Il est temps que face aux projets industriels, de vraies discussions, non biaisées, aient lieu sans chercher à tout prix l’acceptabilité sociale. Certains projets doivent pouvoir être retravaillés, déplacés et d’autres carrément rejetés. Il est temps d’avoir de réels débats sur les manières d’habiter les territoires, sur les priorités d’usages des terres, eaux, forêts, etc. ou encore sur les orientations des plans pluriannuels énergétiques. A quand une consultation des peuples autochtones qui n’ait pas pour but de cocher une case administrative mais bien de demander l’avis du peuple qui pourrait alors avoir un réel droit de veto sur les projets qu’ils considèrent néfastes ? Bref une application concrète du droit à l’autodétermination ! Autrement dit, pouvoir réellement choisir ce qui est fait sur les terres sur lesquelles ils vivent ou auxquelles ils sont reliés ?

La Fondation Danielle Mitterrand dénonce ainsi le projet de cette entreprise qui fait la sourde oreille et cherche désormais à passer en force. Depuis le début du projet, c’est parce que des machines sont déjà en train d’effectuer des travaux sur la parcelle que les habitants s’alertent et les mobilisations s’accélèrent. A l’été 2019 des premières machines se faisaient entendre dans la forêt. Pour les villageois c’était inacceptable de voir des engins déjà détruire une parcelle alors même qu’ils n’avaient pu disposer de tous les éléments pour se positionner en toute connaissance de cause durant la consultation publique qui se tenait au même moment ! A l’été 2020 le même scénario se rejouait et plus récemment en décembre encore. Ces machines déjà installées et qui ouvrent des pistes et entament le travail pour déforester par la suite les 75 hectares, c’est ce qui rend concret le projet qu’il leur était présenté jusqu’alors sur le papier. Depuis des mois donc les habitants sont sur le qui-vive et craignent que des travaux importants soient entamés ce qui pourrait conduire à un point de non-retour. Face à cette sorte d’épée de Damoclès au-dessus de leurs têtes, les villageois se sont entourés de nouveaux soutiens et portent ensemble le message de déplacement du projet.

Le 18 décembre dernier, ils ont ainsi bloqué un carrefour avec l’aide de la Jeunesse autochtone de Guyane, de l’association Trop Violans, du collectif Amazone A Défendre et de nombreux coutumiers de la région. Des balades en forêt ont aussi été organisées sur le lieu potentiel de la centrale.
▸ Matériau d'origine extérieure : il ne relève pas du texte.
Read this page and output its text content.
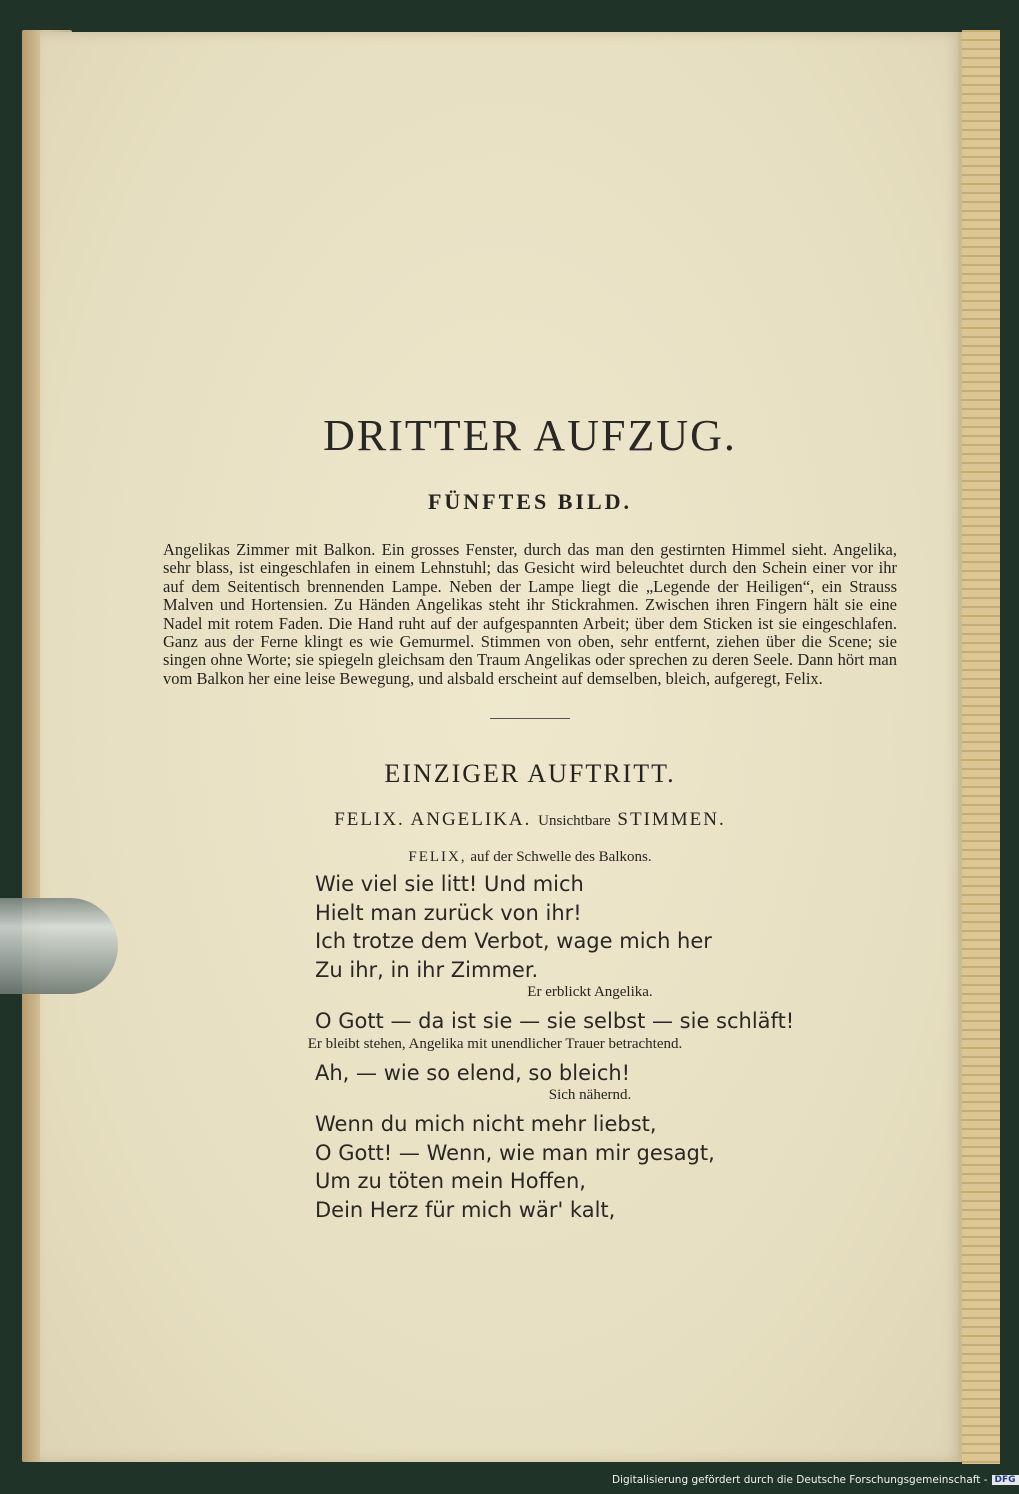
DRITTER AUFZUG.
FÜNFTES BILD.

Angelikas Zimmer mit Balkon. Ein grosses Fenster, durch das man den gestirnten Himmel sieht. Angelika, sehr blass, ist eingeschlafen in einem Lehnstuhl; das Gesicht wird beleuchtet durch den Schein einer vor ihr auf dem Seitentisch brennenden Lampe. Neben der Lampe liegt die „Legende der Heiligen“, ein Strauss Malven und Hortensien. Zu Händen Angelikas steht ihr Stickrahmen. Zwischen ihren Fingern hält sie eine Nadel mit rotem Faden. Die Hand ruht auf der aufgespannten Arbeit; über dem Sticken ist sie eingeschlafen. Ganz aus der Ferne klingt es wie Gemurmel. Stimmen von oben, sehr entfernt, ziehen über die Scene; sie singen ohne Worte; sie spiegeln gleichsam den Traum Angelikas oder sprechen zu deren Seele. Dann hört man vom Balkon her eine leise Bewegung, und alsbald erscheint auf demselben, bleich, aufgeregt, Felix.

EINZIGER AUFTRITT.
FELIX. ANGELIKA. Unsichtbare STIMMEN.
FELIX, auf der Schwelle des Balkons.
Wie viel sie litt! Und mich
Hielt man zurück von ihr!
Ich trotze dem Verbot, wage mich her
Zu ihr, in ihr Zimmer.
Er erblickt Angelika.
O Gott — da ist sie — sie selbst — sie schläft!
Er bleibt stehen, Angelika mit unendlicher Trauer betrachtend.
Ah, — wie so elend, so bleich!
Sich nähernd.
Wenn du mich nicht mehr liebst,
O Gott! — Wenn, wie man mir gesagt,
Um zu töten mein Hoffen,
Dein Herz für mich wär' kalt,
Digitalisierung gefördert durch die Deutsche Forschungsgemeinschaft - DFG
Plus récemment, alors que les industriels proposaient une nouvelle réunion au village pour discuter, des machines repénétraient en forêt. Les habitants du village ont alors fait reculer les machines. Cette année encore, le 17 juin 2022 de nouvelles mobilisations ont eu lieu pour bloquer l’avancée des travaux ! Au-delà de ce rapport de force sur le terrain qui est en train de se jouer et que la Fondation invite à soutenir, un travail de fond est en cours sur les aspects juridiques puisque le dialogue ne semble pas fonctionner.
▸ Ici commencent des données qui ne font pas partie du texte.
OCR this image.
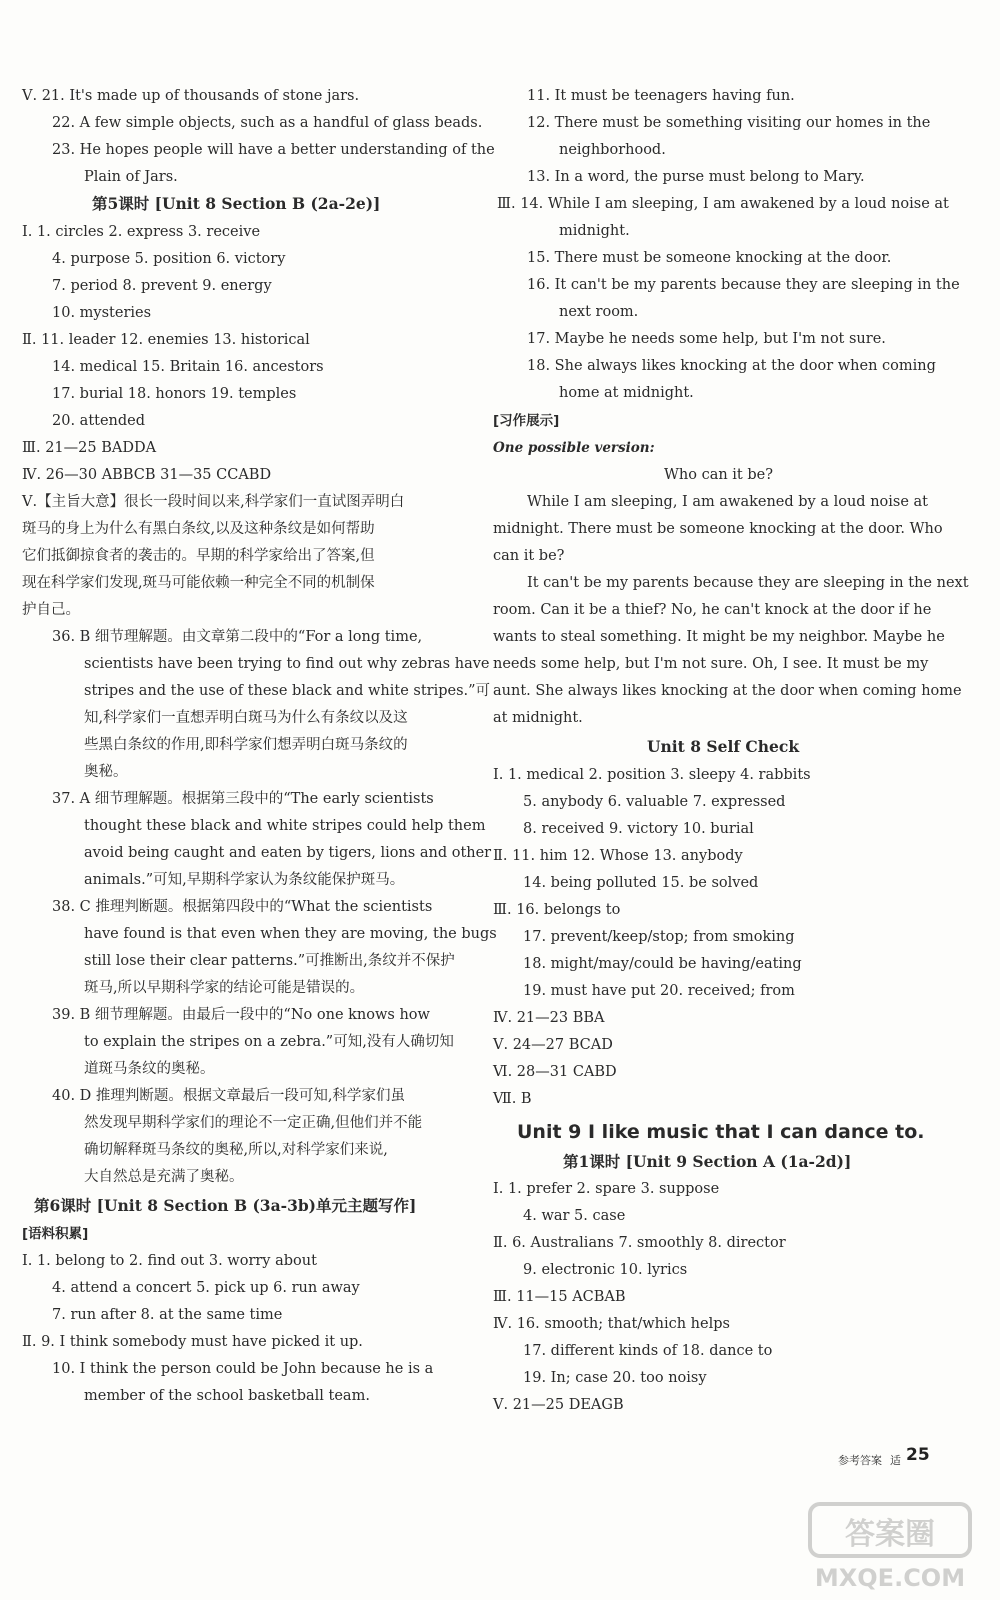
Ⅴ. 21. It's made up of thousands of stone jars.
22. A few simple objects, such as a handful of glass beads.
23. He hopes people will have a better understanding of the
Plain of Jars.
第5课时 [Unit 8 Section B (2a-2e)]
Ⅰ. 1. circles 2. express 3. receive
4. purpose 5. position 6. victory
7. period 8. prevent 9. energy
10. mysteries
Ⅱ. 11. leader 12. enemies 13. historical
14. medical 15. Britain 16. ancestors
17. burial 18. honors 19. temples
20. attended
Ⅲ. 21—25 BADDA
Ⅳ. 26—30 ABBCB 31—35 CCABD
Ⅴ.【主旨大意】很长一段时间以来,科学家们一直试图弄明白
斑马的身上为什么有黑白条纹,以及这种条纹是如何帮助
它们抵御掠食者的袭击的。早期的科学家给出了答案,但
现在科学家们发现,斑马可能依赖一种完全不同的机制保
护自己。
36. B 细节理解题。由文章第二段中的“For a long time,
scientists have been trying to find out why zebras have
stripes and the use of these black and white stripes.”可
知,科学家们一直想弄明白斑马为什么有条纹以及这
些黑白条纹的作用,即科学家们想弄明白斑马条纹的
奥秘。
37. A 细节理解题。根据第三段中的“The early scientists
thought these black and white stripes could help them
avoid being caught and eaten by tigers, lions and other
animals.”可知,早期科学家认为条纹能保护斑马。
38. C 推理判断题。根据第四段中的“What the scientists
have found is that even when they are moving, the bugs
still lose their clear patterns.”可推断出,条纹并不保护
斑马,所以早期科学家的结论可能是错误的。
39. B 细节理解题。由最后一段中的“No one knows how
to explain the stripes on a zebra.”可知,没有人确切知
道斑马条纹的奥秘。
40. D 推理判断题。根据文章最后一段可知,科学家们虽
然发现早期科学家们的理论不一定正确,但他们并不能
确切解释斑马条纹的奥秘,所以,对科学家们来说,
大自然总是充满了奥秘。
第6课时 [Unit 8 Section B (3a-3b)单元主题写作]
[语料积累]
Ⅰ. 1. belong to 2. find out 3. worry about
4. attend a concert 5. pick up 6. run away
7. run after 8. at the same time
Ⅱ. 9. I think somebody must have picked it up.
10. I think the person could be John because he is a
member of the school basketball team.
11. It must be teenagers having fun.
12. There must be something visiting our homes in the
neighborhood.
13. In a word, the purse must belong to Mary.
Ⅲ. 14. While I am sleeping, I am awakened by a loud noise at
midnight.
15. There must be someone knocking at the door.
16. It can't be my parents because they are sleeping in the
next room.
17. Maybe he needs some help, but I'm not sure.
18. She always likes knocking at the door when coming
home at midnight.
[习作展示]
One possible version:
Who can it be?
While I am sleeping, I am awakened by a loud noise at
midnight. There must be someone knocking at the door. Who
can it be?
It can't be my parents because they are sleeping in the next
room. Can it be a thief? No, he can't knock at the door if he
wants to steal something. It might be my neighbor. Maybe he
needs some help, but I'm not sure. Oh, I see. It must be my
aunt. She always likes knocking at the door when coming home
at midnight.
Unit 8 Self Check
Ⅰ. 1. medical 2. position 3. sleepy 4. rabbits
5. anybody 6. valuable 7. expressed
8. received 9. victory 10. burial
Ⅱ. 11. him 12. Whose 13. anybody
14. being polluted 15. be solved
Ⅲ. 16. belongs to
17. prevent/keep/stop; from smoking
18. might/may/could be having/eating
19. must have put 20. received; from
Ⅳ. 21—23 BBA
Ⅴ. 24—27 BCAD
Ⅵ. 28—31 CABD
Ⅶ. B
Unit 9 I like music that I can dance to.
第1课时 [Unit 9 Section A (1a-2d)]
Ⅰ. 1. prefer 2. spare 3. suppose
4. war 5. case
Ⅱ. 6. Australians 7. smoothly 8. director
9. electronic 10. lyrics
Ⅲ. 11—15 ACBAB
Ⅳ. 16. smooth; that/which helps
17. different kinds of 18. dance to
19. In; case 20. too noisy
Ⅴ. 21—25 DEAGB
参考答案 适 25
答案圈
MXQE.COM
Ce qui est d’autant plus intéressant dans la bataille d’Atopo Wepe autour de la CEOG c’est que le village s’est lancé depuis 2020 dans un projet d’autonomisation. Comme les habitants l’expliquent « A force de subir un monde capitaliste qui dévore notre monde, à force d’apprentissages, de longues discussions, de recherche de solutions, l’association du village a décidé de retrouver de l’autonomie, de l’indépendance aussi. Ainsi est né le projet de terrain associatif, un lieu autogéré pour tendre vers l’autonomie. ». Sur leur terrain, autogéré, un grand nombre d’activités participent à recréer ou renforcer des liens, à transmettre les savoirs et savoir-faire et à prendre ensemble des décisions sur leur territoire de vie. Au cœur du village, un espace commun permet ainsi le partage d’outils informatiques et de bricolage tandis qu’une pépinière et un potager sont cultivés selon les pratiques traditionnelles amérindiennes, et que des ateliers de couture, de confection de bijoux en perles et d’agro-transformation sont organisés. Les marchés tenus chaque semaine au village font résonner aux alentours l’écho de cette alternative radicale. Le projet CEOG vient donc menacer ces pratiques qui prennent corps et pose de manière très concrète la question de l’effectivité de l’autodétermination.